Dylan se tient assis sur les toilettes d'un petit restaurant, dans son sweat à capuche, avec son foulard rouge devant la bouche, en tenant un fusil à pompe dans les mains. Il est en train de penser combien les conditions de naissance d'un individu le prédestinent à une certaine forme de vie. Un individu (Barry Jameston) en costard cravate entre dans les toilettes, et essaye la porte du box qu'il trouve fermée. Il se rabat sur l'urinoir. Dylan sort des toilettes et l'abat à bout portant. Le policier qui était dans la salle du restaurant surgit devant la porte des toilettes et le couche en joue. Dylan revient à quelques semaines en arrière dans sa narration, alors qu'il prenait des cours e boxe, pour éviter de se retrouver à se faire démolir le portrait par la première prostituée venue. Après son entraînement, il rentre chez lui, où il retrouve Mason avachit devant la télé, sans plus de motivation depuis que Kira a rompu avec lui. Dylan revoit encore Kira une fois par semaine pour prendre un verre et parler littéralement de la pluie et du beau temps avec elle. Le mois dernier, il avait abattu sa victime dans la rue, avec un pistolet muni d'un silencieux : un empoisonneur de chiens.

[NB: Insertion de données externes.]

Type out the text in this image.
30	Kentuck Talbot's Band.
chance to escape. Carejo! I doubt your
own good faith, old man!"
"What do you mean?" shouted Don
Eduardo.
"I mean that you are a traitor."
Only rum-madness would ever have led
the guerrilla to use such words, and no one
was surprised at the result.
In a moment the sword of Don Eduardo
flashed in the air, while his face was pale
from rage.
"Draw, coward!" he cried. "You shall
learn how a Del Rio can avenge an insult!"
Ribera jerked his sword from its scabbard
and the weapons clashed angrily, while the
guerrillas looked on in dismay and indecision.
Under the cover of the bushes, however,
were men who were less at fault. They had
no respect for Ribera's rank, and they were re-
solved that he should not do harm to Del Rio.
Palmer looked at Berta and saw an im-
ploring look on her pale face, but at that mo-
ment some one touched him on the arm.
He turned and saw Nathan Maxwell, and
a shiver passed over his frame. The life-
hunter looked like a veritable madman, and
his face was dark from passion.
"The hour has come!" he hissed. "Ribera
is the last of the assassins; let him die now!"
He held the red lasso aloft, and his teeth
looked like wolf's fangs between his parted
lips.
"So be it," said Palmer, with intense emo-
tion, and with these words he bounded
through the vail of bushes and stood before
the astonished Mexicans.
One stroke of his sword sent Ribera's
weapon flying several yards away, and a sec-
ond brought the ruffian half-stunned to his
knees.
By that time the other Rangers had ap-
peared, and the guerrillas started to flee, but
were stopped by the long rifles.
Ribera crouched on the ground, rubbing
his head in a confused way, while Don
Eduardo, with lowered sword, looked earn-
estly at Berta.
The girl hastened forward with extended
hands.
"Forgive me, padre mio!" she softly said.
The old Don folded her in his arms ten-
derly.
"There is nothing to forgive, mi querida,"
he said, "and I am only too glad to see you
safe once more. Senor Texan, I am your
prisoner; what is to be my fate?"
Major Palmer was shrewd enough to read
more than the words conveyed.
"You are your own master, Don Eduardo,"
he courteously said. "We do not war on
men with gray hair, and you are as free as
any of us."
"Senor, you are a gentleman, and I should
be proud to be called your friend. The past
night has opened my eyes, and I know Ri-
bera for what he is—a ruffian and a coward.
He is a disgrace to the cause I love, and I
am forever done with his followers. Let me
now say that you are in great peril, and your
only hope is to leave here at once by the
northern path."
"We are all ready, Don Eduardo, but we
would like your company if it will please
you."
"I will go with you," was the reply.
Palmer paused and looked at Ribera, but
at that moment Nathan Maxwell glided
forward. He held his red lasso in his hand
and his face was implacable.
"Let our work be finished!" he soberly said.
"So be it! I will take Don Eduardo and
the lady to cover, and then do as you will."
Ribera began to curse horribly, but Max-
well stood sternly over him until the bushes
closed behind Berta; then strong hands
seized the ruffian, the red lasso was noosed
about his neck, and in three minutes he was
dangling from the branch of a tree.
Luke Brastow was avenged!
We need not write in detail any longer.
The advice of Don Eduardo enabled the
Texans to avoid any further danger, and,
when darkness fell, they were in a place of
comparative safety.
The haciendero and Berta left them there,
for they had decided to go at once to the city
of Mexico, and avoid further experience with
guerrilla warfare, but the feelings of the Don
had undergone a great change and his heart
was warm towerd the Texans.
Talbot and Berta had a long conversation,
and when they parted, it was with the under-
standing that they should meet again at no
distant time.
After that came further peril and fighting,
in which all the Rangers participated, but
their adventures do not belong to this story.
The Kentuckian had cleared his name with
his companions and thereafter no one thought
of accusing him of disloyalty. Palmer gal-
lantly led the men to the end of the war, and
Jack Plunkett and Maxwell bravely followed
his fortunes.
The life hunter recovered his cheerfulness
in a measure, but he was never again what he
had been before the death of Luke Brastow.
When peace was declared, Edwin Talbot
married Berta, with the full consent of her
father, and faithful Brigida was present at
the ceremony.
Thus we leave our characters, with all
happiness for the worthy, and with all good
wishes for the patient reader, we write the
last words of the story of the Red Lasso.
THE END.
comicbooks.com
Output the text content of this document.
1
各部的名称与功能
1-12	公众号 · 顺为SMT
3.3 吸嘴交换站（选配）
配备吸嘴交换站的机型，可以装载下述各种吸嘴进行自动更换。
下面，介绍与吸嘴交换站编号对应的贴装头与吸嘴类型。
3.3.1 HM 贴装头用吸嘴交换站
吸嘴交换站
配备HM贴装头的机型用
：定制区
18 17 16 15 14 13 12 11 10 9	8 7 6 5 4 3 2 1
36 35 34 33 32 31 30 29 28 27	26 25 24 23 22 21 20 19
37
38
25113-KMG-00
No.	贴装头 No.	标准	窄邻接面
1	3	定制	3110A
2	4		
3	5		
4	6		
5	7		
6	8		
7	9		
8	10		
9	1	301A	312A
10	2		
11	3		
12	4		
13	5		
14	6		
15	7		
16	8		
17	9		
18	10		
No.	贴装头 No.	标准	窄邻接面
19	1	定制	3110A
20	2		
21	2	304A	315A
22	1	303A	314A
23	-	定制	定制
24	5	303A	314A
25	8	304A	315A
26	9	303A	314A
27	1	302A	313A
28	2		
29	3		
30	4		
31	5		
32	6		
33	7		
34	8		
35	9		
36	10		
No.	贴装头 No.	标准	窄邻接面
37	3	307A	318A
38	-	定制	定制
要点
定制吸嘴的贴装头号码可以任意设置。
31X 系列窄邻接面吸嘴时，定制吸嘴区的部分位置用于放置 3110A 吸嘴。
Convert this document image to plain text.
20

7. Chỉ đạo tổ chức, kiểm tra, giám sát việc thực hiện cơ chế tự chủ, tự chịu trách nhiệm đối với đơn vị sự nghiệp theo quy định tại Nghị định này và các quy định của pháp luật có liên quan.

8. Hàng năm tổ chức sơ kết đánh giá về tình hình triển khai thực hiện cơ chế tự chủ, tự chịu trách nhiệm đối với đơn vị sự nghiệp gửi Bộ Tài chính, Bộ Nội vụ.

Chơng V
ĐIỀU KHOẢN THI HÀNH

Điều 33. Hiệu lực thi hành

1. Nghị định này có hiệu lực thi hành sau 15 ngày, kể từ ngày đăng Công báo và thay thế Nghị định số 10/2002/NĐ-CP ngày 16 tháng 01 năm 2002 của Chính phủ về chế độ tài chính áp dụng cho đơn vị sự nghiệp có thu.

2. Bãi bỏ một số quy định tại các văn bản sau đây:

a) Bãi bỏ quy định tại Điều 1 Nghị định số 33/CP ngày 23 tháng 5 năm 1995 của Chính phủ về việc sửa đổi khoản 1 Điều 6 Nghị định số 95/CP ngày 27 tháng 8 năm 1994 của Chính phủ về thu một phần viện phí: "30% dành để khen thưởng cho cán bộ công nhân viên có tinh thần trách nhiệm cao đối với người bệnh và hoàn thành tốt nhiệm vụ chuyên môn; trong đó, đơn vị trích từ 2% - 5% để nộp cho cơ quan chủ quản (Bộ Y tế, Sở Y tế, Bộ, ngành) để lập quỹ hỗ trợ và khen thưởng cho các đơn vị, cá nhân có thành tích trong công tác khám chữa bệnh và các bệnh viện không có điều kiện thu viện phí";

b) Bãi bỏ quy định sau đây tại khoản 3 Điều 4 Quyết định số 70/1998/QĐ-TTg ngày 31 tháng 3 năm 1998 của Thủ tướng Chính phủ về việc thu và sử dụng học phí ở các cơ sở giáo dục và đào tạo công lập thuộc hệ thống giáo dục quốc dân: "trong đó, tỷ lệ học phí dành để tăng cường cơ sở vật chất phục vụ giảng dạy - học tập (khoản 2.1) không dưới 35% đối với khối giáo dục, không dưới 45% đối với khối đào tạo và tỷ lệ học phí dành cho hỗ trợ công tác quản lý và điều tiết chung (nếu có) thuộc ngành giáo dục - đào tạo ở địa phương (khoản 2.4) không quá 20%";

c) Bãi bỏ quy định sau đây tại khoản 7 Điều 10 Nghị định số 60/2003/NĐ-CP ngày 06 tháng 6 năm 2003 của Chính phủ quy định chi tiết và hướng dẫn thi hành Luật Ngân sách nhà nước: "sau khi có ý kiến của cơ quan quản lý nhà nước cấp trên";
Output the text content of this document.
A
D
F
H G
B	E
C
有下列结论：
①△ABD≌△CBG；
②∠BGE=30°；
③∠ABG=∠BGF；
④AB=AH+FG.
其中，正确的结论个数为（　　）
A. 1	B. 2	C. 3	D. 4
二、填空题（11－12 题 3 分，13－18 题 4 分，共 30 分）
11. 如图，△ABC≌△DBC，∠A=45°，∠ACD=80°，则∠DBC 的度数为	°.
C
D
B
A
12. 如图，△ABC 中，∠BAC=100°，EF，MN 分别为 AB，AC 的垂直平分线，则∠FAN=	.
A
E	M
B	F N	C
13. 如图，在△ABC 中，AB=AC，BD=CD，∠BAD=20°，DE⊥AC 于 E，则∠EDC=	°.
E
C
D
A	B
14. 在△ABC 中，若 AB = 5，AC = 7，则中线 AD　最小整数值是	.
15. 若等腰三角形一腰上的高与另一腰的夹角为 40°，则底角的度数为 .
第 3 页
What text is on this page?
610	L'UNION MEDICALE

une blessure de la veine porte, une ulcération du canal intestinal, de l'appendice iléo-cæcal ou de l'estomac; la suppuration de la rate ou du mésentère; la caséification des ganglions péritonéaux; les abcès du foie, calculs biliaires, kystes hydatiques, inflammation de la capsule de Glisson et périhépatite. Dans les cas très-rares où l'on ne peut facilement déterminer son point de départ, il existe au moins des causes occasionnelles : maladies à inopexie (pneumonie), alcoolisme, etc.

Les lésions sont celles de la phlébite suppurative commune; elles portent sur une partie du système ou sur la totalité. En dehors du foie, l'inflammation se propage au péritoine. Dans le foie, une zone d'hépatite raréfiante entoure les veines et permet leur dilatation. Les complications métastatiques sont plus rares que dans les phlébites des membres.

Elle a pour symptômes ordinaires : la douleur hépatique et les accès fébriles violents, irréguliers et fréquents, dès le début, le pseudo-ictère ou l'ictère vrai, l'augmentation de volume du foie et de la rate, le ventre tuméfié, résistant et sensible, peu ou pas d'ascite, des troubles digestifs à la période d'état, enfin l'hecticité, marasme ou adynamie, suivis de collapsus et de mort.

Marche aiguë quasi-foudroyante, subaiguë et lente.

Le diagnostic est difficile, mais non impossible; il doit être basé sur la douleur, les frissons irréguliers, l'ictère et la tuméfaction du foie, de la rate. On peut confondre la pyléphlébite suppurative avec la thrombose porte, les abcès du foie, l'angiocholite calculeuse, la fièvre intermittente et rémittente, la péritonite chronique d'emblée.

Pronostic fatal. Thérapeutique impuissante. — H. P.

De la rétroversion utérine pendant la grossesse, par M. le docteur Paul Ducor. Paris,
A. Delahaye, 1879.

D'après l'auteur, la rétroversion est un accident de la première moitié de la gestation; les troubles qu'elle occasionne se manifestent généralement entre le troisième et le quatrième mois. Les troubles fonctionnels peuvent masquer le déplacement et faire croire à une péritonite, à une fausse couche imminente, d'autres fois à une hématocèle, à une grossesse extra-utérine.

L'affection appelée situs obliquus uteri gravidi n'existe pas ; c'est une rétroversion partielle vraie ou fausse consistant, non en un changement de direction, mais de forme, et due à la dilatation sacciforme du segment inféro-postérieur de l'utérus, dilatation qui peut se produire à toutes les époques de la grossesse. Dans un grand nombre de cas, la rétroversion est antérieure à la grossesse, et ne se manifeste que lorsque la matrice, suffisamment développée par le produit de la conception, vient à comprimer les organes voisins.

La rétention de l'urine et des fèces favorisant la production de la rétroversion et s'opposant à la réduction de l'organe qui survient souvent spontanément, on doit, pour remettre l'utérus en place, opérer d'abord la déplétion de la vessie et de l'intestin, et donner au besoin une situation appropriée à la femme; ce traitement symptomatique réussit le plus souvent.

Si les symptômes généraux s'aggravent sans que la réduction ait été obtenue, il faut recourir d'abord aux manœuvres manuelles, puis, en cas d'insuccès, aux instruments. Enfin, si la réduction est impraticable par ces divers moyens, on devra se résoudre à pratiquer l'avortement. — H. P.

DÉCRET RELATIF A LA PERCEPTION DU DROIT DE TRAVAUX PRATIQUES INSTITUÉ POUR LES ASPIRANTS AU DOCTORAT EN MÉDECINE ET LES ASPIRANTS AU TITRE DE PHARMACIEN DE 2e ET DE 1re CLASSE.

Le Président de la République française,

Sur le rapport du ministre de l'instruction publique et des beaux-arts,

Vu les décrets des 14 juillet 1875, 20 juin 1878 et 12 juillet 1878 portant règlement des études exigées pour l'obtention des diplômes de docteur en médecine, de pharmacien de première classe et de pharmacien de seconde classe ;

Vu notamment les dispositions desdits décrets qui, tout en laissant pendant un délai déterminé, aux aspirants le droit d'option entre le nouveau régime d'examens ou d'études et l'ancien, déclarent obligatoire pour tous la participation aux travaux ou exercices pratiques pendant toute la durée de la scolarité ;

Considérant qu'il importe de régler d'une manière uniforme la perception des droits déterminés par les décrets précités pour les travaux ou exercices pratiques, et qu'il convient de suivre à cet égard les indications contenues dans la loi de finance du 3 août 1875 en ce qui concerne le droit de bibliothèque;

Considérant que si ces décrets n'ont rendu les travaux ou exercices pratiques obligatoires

Le soir dans sa chambre, Dylan a l'impression que le démon vient lui parler et le rabaisser. Le lendemain, il se rend à une nouvelle séance d'entraînement de boxe où il passe sa frustration sur son partenaire. En sortant du gymnase, il tombe nez à nez avec Daisy, une de ses ex qu'il accepte de revoir pour prendre un café. Non loin de leur table, il repère Barry Jameston, un col blanc ayant rendez-vous avec son avocat d'affaires. Il se souvient qu'il avait été condamné dans une affaire de système Ponzi pour lequel il n'a écopé que de 4 ans, alors que ses clients floués y ont laissé leurs économies. Dylan écoute d'une oreille distraite la conversation de Daisy tout en observant Barry Jameston du coin de l'œil. Il se dit qu'il a trouvé sa prochaine victime. Il le suit pendant les jours qui suivent et se rend compte que les journées de sa cible suivent une organisation immuable.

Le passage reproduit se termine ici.